Philippe Daverio. Una giornata particolare 

di Maurizio Badiani

Uno zingaro della cultura.Un funambolo della parola.Un inesauribile esploratore dei labirinti dell’arte e della mente.Questo è stato Philippe Daverio, grande divulgatore e intrattenitore impareggiabile. 

Vincente Berg e Philippe Daverio

Non venne meno alla sua vocazione di trascinante affabulatore neppure in quel lontano giorno di quasi 15 anni fa quando il fotografo Vincent Berg invitò lui ed altri due amici nel suo buen retiro di Besozzo dove, al tempo, aveva trasferito lo studio.

Gli altri due amici erano il fotografo Christopher Broadbent e il sottoscritto.Vincent, ispirato forse anche dall’atmosfera di quel bosco incantato, aveva realizzato delle splendide foto utilizzando con maestria materiali poveri raccolti sulle sponde di un lago o di un fiume.

Elaborandoli poi al computer ne aveva tratto delle immagini allucinate e magnifiche, maschere e ghigni misteriosi che parevano usciti dal bestiario di un ritrovato medioevo. Seduti davanti a un prato abbagliante di sole, sprofondati in poltrone un po’ fané, con Philippe parlammo dell’originalità di quelle figurazioni e di molto altro ancora.Vincent, il padrone di casa, aveva riunito la ristretta conventicola di amici per raccogliere, da fonti diverse, impressioni intorno alle sue nuove creazioni anche in prospettiva di una prossima mostra. 

Philippe, che dalle immagini di Vincent rimase affascinato (nella sua casa Milanese ancora oggi due gigantografie di quella serie si trovano appese alle pareti in posizione privilegiata), trovò subito la chiave per la futura esposizione: “De simmetria cerebri”. 

Anche perché, le parole sono sue,”Non vediamo con l’occhio ma con il sistema cerebrale”.

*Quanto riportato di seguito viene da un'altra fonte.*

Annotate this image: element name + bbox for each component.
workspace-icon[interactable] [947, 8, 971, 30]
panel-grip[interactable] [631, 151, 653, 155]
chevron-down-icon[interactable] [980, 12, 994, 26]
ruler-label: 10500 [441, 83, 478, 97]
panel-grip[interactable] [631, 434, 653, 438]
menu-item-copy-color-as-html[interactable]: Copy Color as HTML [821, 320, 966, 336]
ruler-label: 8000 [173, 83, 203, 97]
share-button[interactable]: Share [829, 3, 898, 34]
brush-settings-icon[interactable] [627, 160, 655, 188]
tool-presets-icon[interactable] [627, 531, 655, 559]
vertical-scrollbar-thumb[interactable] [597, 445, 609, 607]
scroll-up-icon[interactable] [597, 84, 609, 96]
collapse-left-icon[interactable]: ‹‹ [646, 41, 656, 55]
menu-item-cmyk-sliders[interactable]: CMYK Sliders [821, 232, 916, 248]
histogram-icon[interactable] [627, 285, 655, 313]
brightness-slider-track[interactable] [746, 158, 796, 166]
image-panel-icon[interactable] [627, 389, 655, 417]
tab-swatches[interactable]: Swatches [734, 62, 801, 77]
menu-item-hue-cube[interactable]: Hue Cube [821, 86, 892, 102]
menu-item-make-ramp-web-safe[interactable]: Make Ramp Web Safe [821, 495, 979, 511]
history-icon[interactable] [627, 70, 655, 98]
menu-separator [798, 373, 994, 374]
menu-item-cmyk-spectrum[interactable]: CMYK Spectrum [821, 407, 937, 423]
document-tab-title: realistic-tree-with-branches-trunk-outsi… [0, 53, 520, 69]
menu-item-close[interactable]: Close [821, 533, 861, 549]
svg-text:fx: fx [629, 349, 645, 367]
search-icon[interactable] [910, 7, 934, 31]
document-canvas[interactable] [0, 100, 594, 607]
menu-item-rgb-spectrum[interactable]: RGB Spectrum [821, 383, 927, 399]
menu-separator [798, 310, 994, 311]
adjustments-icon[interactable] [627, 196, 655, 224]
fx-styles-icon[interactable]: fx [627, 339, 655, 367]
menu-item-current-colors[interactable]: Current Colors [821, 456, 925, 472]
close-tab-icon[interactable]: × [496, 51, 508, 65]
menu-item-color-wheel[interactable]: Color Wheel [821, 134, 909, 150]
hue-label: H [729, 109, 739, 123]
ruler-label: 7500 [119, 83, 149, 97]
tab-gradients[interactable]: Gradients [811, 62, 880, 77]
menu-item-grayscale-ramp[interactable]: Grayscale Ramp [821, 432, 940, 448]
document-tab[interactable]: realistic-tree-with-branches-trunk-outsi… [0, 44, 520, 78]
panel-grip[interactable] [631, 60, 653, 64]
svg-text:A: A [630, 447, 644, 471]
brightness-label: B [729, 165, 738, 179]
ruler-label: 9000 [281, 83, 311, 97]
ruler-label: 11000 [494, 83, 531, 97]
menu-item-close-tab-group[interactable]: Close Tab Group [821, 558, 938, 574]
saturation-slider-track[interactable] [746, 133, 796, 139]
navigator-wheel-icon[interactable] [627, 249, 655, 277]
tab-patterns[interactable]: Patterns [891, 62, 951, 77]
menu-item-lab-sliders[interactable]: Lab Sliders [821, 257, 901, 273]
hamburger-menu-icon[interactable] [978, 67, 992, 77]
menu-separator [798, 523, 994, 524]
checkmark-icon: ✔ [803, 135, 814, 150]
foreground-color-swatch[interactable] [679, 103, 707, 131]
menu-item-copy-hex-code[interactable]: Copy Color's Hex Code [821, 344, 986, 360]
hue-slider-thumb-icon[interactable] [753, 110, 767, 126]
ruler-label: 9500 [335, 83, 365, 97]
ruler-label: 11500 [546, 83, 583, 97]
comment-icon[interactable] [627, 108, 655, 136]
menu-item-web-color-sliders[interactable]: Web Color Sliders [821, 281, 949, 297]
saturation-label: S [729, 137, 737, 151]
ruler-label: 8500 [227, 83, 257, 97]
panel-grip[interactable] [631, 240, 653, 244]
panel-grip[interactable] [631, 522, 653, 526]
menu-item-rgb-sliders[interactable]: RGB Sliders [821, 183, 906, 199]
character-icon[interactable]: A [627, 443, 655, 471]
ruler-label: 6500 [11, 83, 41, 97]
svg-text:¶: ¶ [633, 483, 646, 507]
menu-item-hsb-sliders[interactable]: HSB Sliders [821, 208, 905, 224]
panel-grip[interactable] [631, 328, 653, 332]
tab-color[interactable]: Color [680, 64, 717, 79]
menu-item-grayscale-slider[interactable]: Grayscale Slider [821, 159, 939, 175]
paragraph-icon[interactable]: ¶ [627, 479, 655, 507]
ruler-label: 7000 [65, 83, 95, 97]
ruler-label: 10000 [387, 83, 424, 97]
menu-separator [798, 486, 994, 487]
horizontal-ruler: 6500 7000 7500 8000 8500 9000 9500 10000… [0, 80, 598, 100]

A quelle foto dedicò un ampio spazio nella sua rubrica televisiva “Passepartout”, allora molto seguita dagli amanti dell’arte. Rileggo adesso l’introduzione che Philippe scrisse per la Mostra di Vincent e la trovo a dir poco magnifica.

Conversando con me, quel giorno, Philippe si meravigliò che un professionista della pubblicità (io allora ero Direttore Creativo Esecutivo di Publicis) “sapesse così tante cose del mondo dell’arte”. 

Come battuta gli dissi che ero da sempre un collezionista di professione e che facevo la pubblicità solo per hobby. Philippe sorrise sornione aggiustandosi l’immancabile farfallino. 

Ciao Philippe: sono sicuro che dove sei adesso troverai, pronta ad ascoltarti con aria incantata, una platea di angeli di ogni colore e di ogni età. 

I quali in tema di religione e liturgie saranno pure ferrati, ma in fatto di arte – ne sono certo – hanno ancora molto da imparare da te.